According to Mr. Ronan, even when every-thing went perfectly on cruise-sponsored excursions at a port of call, “… people who get off the ship and go on their own and are dissatisfied ultimately can cost you cruise calls.” 

Mr. Ronan explained: “Today’s visitor is part of the satisfaction criteria used for the next cycle of planning. So what they [passengers] are telling us today is in fact what we are planning for 2014 and 2015.”

He said that each port was tracked with a constantly updated satisfaction rating.

“If that drops and we can’t control it together, then you can lose ships, because that is one of the drivers of where the ship will go – appeal and satisfaction.”

Mr. Ronan said improving the satisfaction rating could be addressed immediately by cruise ports and local governments who could demonstrate to cruise lines how they were working to improve the experience and service offered to all cruisers who disembark. 

NEED FOR RENEWAL

Appeal was a growing issue confronted by the Caribbean ports that had successfully marketed the irresistible appeal of winter sun and sand to North Americans, he said. That market was now considered a mature market dominated by seasoned cruisers who expected something dramatically different on board ship and something significantly different, better, more enjoyable at their port of call. 

“The broader issue that we are now facing in our area of the Caribbean is that the region has become what we call a mature tourism destination,” said Mr. Ronan. “There needs to be a renewal. There needs to be renovation. There needs to be something that gives the earlier customer reason to come back and gives the younger customer reason to go in the first place.”

Mr. Ronan said the newest and biggest ships home-ported in North America were committed first to the Caribbean because of its enduring popularity with that market. But the ships they replaced “…are not all coming into the traditional North American to Caribbean or Mediterranean markets,” he said. “The demand for cruising is now growing globally and the end result is that the ships are now moving to where the consumer demand is and where those consumers are prepared to pay the price to go on a cruise on that vessel.”

He said the Southern Caribbean – called ‘the long Caribbean’ by the industry – was suffering because the increased cost of fuel for the longer voyages departing from South Florida inevitably drove up the costs.

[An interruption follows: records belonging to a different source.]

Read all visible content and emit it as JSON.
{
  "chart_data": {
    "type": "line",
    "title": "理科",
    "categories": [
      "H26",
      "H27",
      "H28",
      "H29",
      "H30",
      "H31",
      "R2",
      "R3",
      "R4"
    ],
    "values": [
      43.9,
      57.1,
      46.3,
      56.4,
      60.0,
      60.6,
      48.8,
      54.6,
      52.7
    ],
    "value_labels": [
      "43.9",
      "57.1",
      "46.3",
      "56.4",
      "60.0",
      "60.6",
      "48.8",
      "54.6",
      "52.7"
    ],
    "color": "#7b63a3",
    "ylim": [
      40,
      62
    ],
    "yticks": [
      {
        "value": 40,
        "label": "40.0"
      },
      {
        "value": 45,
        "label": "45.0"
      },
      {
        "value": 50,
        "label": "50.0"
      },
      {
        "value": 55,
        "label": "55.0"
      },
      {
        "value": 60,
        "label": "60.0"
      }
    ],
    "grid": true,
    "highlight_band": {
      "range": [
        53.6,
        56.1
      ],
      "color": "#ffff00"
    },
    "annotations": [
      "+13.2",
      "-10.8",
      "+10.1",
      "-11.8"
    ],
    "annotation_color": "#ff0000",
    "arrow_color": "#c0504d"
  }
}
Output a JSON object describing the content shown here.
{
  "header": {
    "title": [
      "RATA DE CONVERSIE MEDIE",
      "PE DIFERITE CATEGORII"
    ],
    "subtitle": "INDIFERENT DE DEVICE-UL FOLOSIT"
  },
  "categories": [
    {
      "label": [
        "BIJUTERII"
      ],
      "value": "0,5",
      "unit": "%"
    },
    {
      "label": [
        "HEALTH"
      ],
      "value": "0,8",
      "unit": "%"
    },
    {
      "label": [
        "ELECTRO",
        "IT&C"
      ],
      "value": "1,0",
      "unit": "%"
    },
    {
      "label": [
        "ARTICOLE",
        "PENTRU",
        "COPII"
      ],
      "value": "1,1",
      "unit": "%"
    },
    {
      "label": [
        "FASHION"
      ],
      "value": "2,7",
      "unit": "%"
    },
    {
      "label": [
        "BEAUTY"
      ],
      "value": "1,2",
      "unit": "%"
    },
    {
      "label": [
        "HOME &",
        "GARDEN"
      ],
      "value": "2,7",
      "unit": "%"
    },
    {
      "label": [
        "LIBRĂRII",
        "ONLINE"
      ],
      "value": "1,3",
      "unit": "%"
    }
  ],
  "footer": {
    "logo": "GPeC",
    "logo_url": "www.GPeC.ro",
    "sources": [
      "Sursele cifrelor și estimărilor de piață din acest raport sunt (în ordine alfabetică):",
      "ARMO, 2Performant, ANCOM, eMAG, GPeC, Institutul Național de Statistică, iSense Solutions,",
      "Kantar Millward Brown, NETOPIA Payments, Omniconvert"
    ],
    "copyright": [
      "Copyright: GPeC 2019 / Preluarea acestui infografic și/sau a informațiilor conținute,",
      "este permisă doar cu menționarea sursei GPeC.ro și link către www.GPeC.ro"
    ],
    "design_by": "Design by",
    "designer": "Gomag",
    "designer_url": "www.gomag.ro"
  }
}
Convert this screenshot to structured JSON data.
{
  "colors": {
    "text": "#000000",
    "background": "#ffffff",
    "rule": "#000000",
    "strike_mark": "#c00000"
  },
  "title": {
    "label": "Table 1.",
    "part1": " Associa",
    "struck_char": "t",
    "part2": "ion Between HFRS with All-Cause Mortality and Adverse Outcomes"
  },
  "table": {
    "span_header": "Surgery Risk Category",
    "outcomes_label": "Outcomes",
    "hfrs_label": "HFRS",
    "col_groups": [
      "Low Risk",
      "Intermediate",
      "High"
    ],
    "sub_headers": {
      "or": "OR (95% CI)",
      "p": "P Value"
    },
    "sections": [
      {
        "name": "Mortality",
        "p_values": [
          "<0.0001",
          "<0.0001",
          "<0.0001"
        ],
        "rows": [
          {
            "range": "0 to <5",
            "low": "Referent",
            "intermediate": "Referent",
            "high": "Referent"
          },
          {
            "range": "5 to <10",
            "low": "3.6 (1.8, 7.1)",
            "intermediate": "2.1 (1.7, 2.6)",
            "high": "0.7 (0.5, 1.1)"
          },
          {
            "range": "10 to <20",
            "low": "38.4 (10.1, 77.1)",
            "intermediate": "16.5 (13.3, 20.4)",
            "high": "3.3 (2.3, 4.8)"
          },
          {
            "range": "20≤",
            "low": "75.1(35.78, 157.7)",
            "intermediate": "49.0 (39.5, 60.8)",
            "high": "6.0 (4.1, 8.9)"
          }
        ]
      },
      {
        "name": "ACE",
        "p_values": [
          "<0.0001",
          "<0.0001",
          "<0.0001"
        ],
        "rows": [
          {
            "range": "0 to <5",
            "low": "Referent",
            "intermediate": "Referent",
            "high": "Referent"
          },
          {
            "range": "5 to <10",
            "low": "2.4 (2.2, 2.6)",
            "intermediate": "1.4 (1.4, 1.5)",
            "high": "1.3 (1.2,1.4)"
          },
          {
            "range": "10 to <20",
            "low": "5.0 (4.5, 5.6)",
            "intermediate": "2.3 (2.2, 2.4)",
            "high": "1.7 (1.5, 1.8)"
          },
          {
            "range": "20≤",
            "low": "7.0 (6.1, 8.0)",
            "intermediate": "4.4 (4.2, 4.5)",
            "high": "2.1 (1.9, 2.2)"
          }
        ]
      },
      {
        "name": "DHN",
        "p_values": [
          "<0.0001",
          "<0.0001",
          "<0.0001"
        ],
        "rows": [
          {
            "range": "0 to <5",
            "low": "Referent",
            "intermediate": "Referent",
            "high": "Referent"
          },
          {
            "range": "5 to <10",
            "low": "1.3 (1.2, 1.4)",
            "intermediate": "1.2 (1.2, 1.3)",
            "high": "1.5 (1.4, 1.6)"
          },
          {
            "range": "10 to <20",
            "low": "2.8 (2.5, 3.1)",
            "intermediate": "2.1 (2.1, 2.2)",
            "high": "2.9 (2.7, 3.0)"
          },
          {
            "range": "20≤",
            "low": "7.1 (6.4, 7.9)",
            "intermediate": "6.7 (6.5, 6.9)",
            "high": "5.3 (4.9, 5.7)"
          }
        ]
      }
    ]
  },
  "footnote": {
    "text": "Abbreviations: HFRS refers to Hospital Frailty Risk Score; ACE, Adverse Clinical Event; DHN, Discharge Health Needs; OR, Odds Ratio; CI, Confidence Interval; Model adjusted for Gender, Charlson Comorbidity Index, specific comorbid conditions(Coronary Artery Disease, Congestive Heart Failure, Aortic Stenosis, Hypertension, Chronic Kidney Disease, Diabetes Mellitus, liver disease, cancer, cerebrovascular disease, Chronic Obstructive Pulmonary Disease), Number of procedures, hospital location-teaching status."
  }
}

Where once the Puerto Rico home port offered the opportunity for attractive voyages to the Southern Caribbean, that market had been constrained by increased airline fares, seat availability and resulting lower demand, he said. 

Mr. Ronan said the Mexican Riviera, once the destination of choice for cruises from Southern California, had suffered significant reductions in cruise calls because of the perception of lack of security in Mexico and the failure to improve the destination appeal, among other factors.

Fallen off a cliff

“The Mexican Riviera has fallen off a cliff,” said Mr. Ronan. “It has lost several year-round ships out of Los Angeles. Puerto Vallarta has declined from 650,000 annual cruise visitors to 250,000 and Mazlitan has gone from 550,000 to almost zero.”

Mr. Ronan said that some ships which toured Alaska in summer and Mexico in winter now did Alaska in summer and Australia, Hawaii or China in the winter.

“This is what is happening globally,” he said. “We are working with all our destinations and the issues are fundamentally all the same. They are all mature markets and if the markets don’t evolve, if the markets don’t create excitement, if the markets don’t change, they run the risk of being seen basically as ‘I’ve been there, I’ve done that, I have no real reason to go back’ And we have got to come up with the reason.”